Dovima loved comic books, a trait she shared with the character Marion she portrayed in Funny Face. There is a story concerning a location shoot she did with Avedon in Egypt. After arriving, someone asked her what she thought of Africa. To which she replied, "Africa? Who said anything about Africa? This is Egypt." When they explained that Egypt was in Africa, Dovima replied, "I should have charged double rate!" On the same shoot, she brought along a large trunk that Avedon assumed was filled with clothes. When he asked Dovima about the trunk, she told him they were her books. He felt he couldn't separate the girl from her books so they lugged them across the desert only to find out they were her comic books.

Dovima and Jack Golden divorced in the late fifties and she married Alan Murray. She let him handle all of their finances as Jack Golden had. They had a daughter, Alison. Alan Murray is remembered as a man with boundless anger. In Vanity Fair, Mimi Swartz wrote, "That at times her husband beat her so severely that she could not show up for work did not, at first, cut into her bookings." Carmen Dell'Orefice commented on Dovima's love life, "Sadly she could only be with men who beat her. I'd find her on my doorstep black and blue, and I'd take her in and she'd live with me." In 1960 she moved with Alison to Los Angeles to pursue acting work. Murray told the FBI that Dovima had kidnapped their daughter. The two divorced and she lost custody of Alison. Dovima never saw her again.

She announced her retirement from modeling in 1959, but actually posed until 1962. Of retiring, Dovima said, "I didn't want to wait until the camera turned cruel." Unfortunately she hadn't saved any of her money. When the TV appearances dried up, she spent the late sixties and early seventies working as a spokesperson for Qiana, a clothing line. In 1974, she moved to Ft. Lauderdale to be near her parents and held various jobs like selling cosmetics and hosting at restaurants. She fell in love with a co-worker, bartender West Hollingsworth with whom she had twelve happy years.
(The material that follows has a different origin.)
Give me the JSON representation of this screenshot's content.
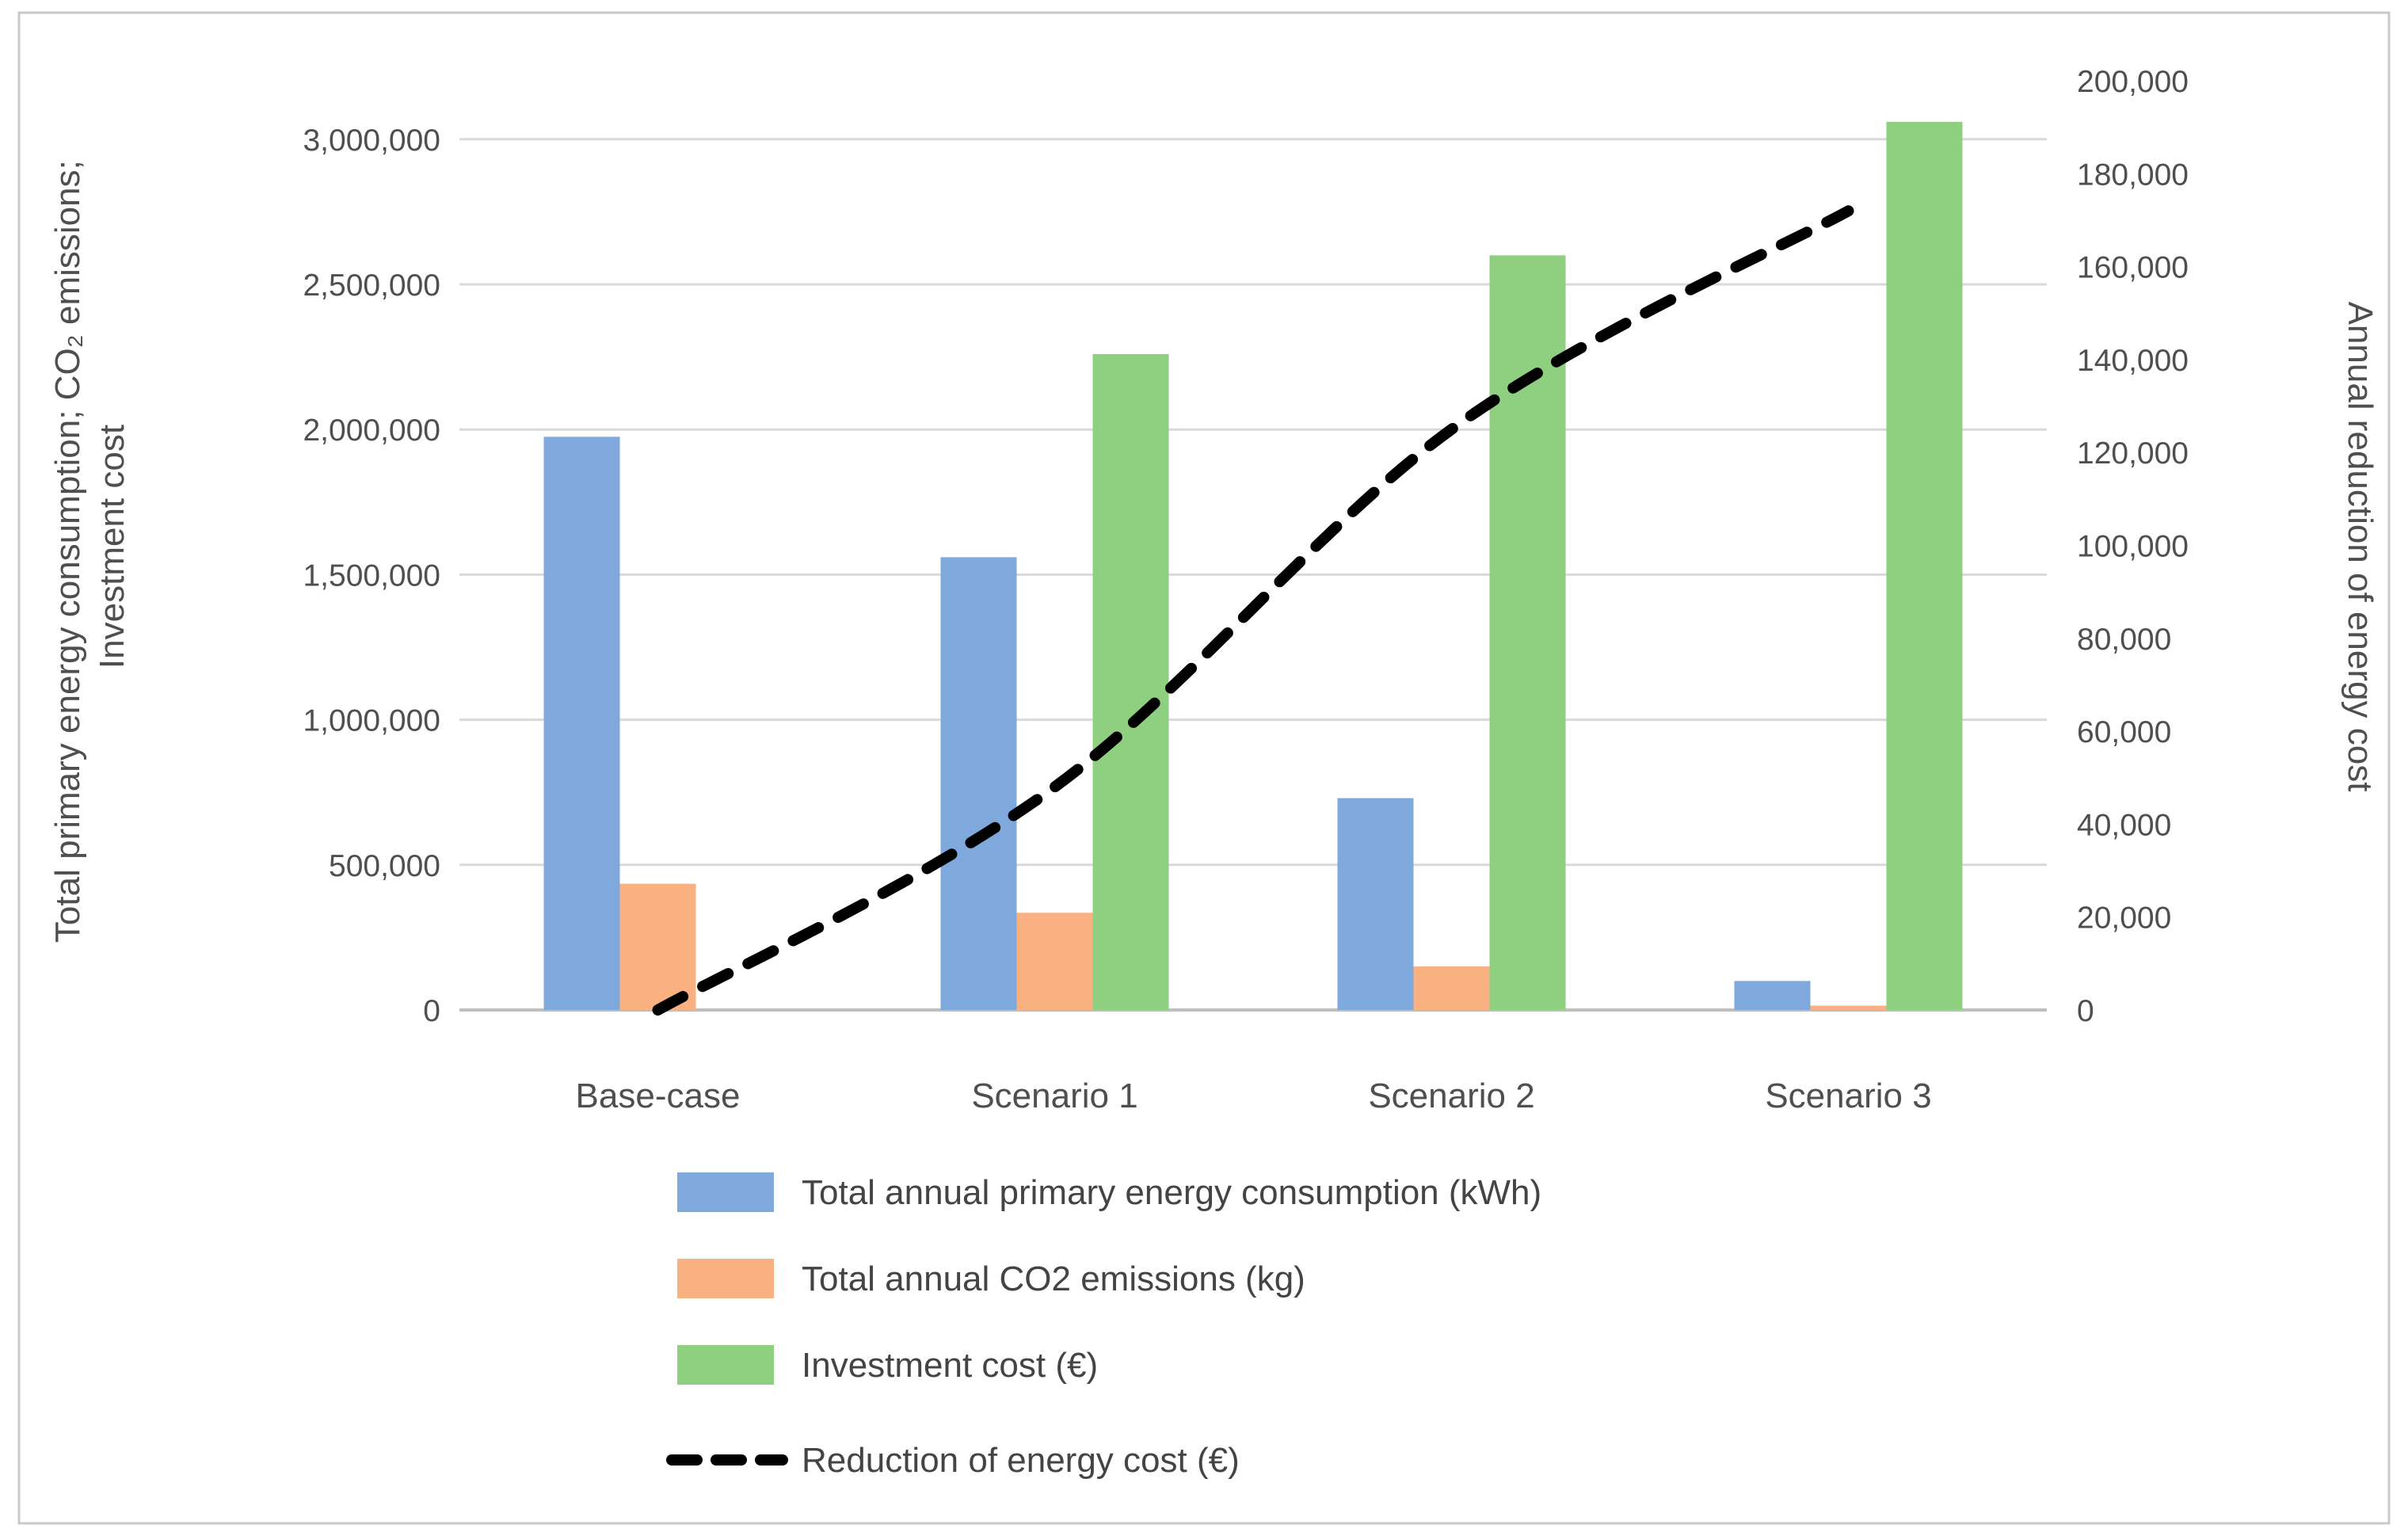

They married in 1983, but Hollingsworth died of cancer in 1986. It was a devastating blow to her and she never really recovered.
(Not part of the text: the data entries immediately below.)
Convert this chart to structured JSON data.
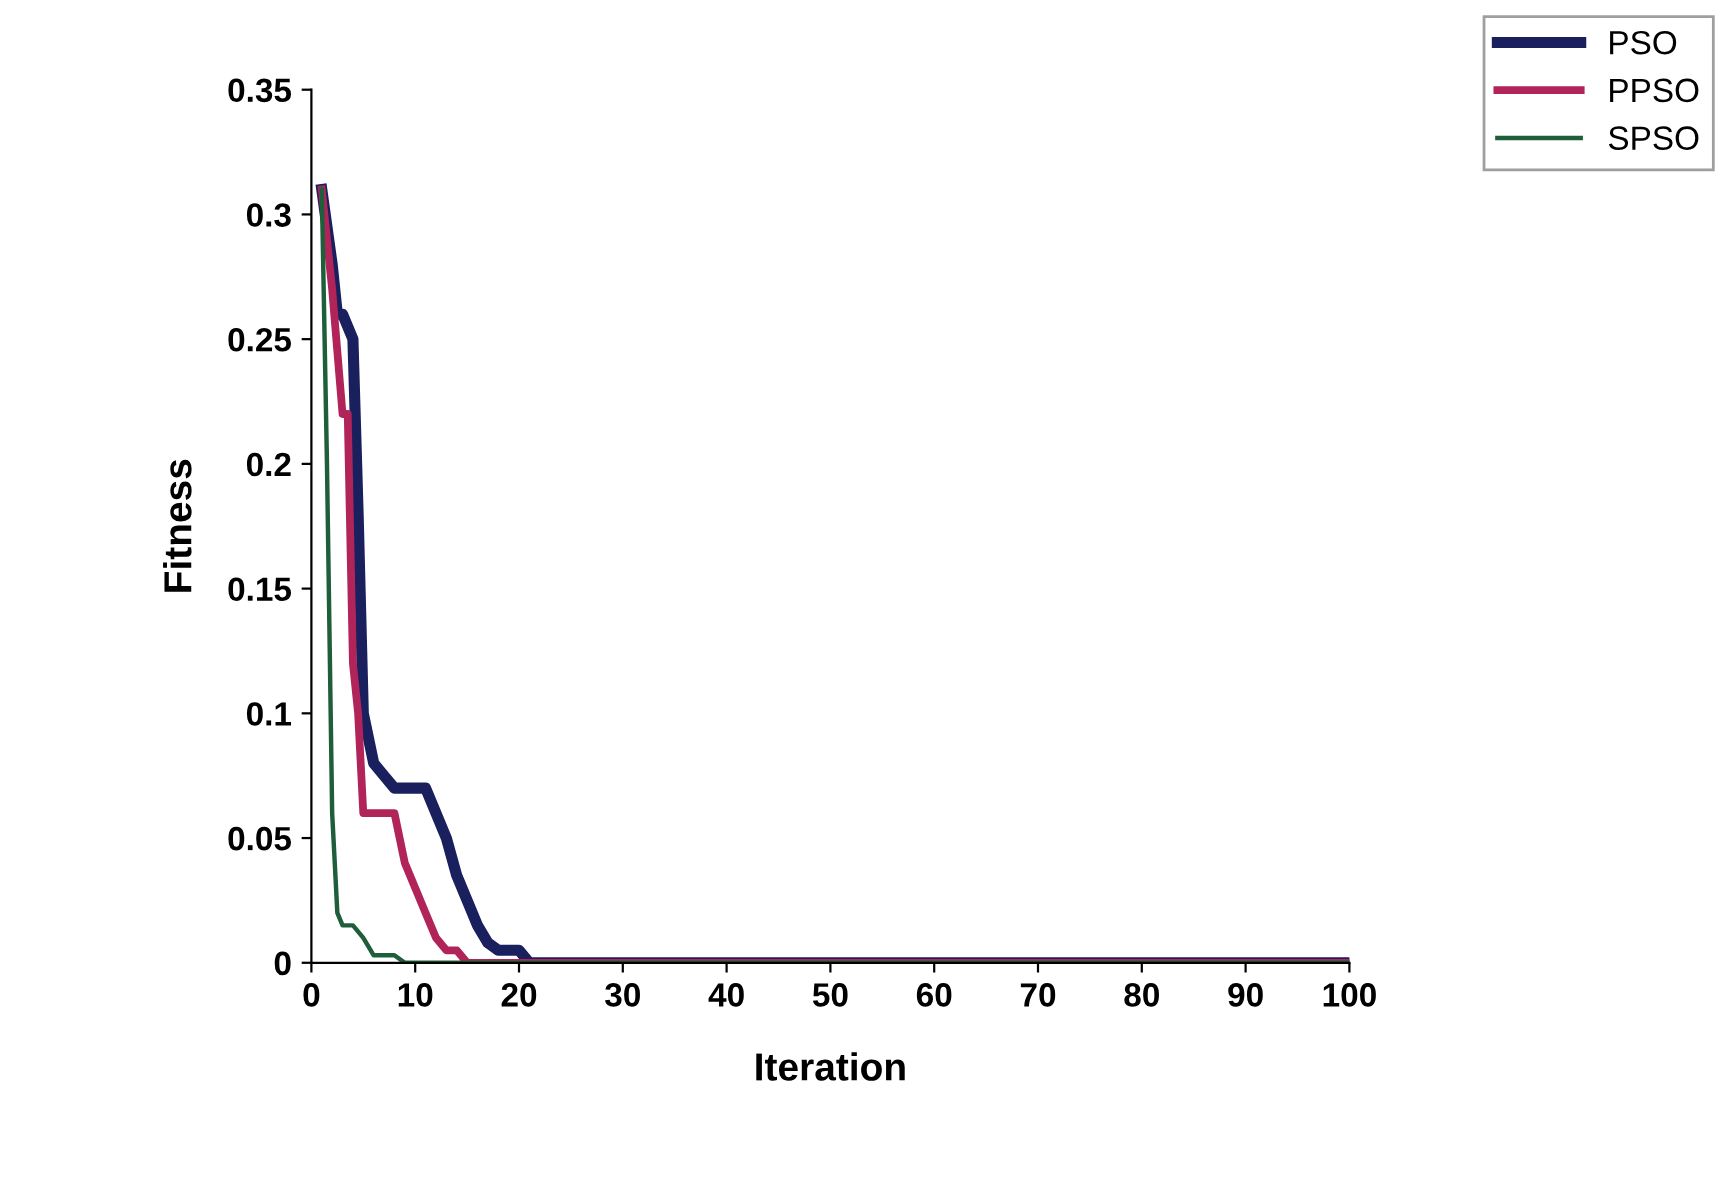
{
  "chart_data": {
    "type": "line",
    "xlabel": "Iteration",
    "ylabel": "Fitness",
    "xlim": [
      0,
      100
    ],
    "xticks": [
      0,
      10,
      20,
      30,
      40,
      50,
      60,
      70,
      80,
      90,
      100
    ],
    "ylim": [
      0,
      0.35
    ],
    "yticks": [
      0,
      0.05,
      0.1,
      0.15,
      0.2,
      0.25,
      0.3,
      0.35
    ],
    "grid": false,
    "legend": "top right",
    "marker": "none",
    "line_style": "solid",
    "series": [
      {
        "name": "PSO",
        "color": "#1a1f5e",
        "x": [
          1,
          2,
          2.5,
          3,
          4,
          4.5,
          5,
          6,
          7,
          8,
          11,
          12,
          13,
          14,
          15,
          16,
          17,
          18,
          20,
          21,
          100
        ],
        "values": [
          0.31,
          0.28,
          0.26,
          0.26,
          0.25,
          0.18,
          0.1,
          0.08,
          0.075,
          0.07,
          0.07,
          0.06,
          0.05,
          0.035,
          0.025,
          0.015,
          0.008,
          0.005,
          0.005,
          0,
          0
        ]
      },
      {
        "name": "PPSO",
        "color": "#b0245a",
        "x": [
          1,
          2,
          3,
          3.5,
          4,
          4.5,
          5,
          8,
          9,
          10,
          11,
          12,
          13,
          14,
          15,
          100
        ],
        "values": [
          0.31,
          0.27,
          0.22,
          0.22,
          0.12,
          0.1,
          0.06,
          0.06,
          0.04,
          0.03,
          0.02,
          0.01,
          0.005,
          0.005,
          0,
          0
        ]
      },
      {
        "name": "SPSO",
        "color": "#1f5e3a",
        "x": [
          1,
          1.5,
          2,
          2.5,
          3,
          4,
          5,
          6,
          8,
          9,
          100
        ],
        "values": [
          0.31,
          0.2,
          0.06,
          0.02,
          0.015,
          0.015,
          0.01,
          0.003,
          0.003,
          0,
          0
        ]
      }
    ]
  }
}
In 1984 she went to work for The Two Guys Pizzeria as a hostess. She said she worked with nice people and was the mascot for their softball team. She enjoyed her status as kind of local celebrity. She commented in 1987, "The only 'has been' is one who has been. You have to Have Been in order to be a has been." She died of liver cancer on May 3, 1990. What she left behind are photographs that are a part of our culture. Images that speak of a time and a dream, that somehow speak volumes yet nothing at the same time.

Dovima was the most glamorous and highly paid fashion model of the 1950's. She epitomized the fifties ideal woman- regal and removed, angular and haughty. But behind the facade was a woman with no real sense of who she was. She had it all but kept nothing. She died in 1990 at age 63 of cancer. She had been working as a hostess at a pizza parlor in Ft. Lauderdale, Florida.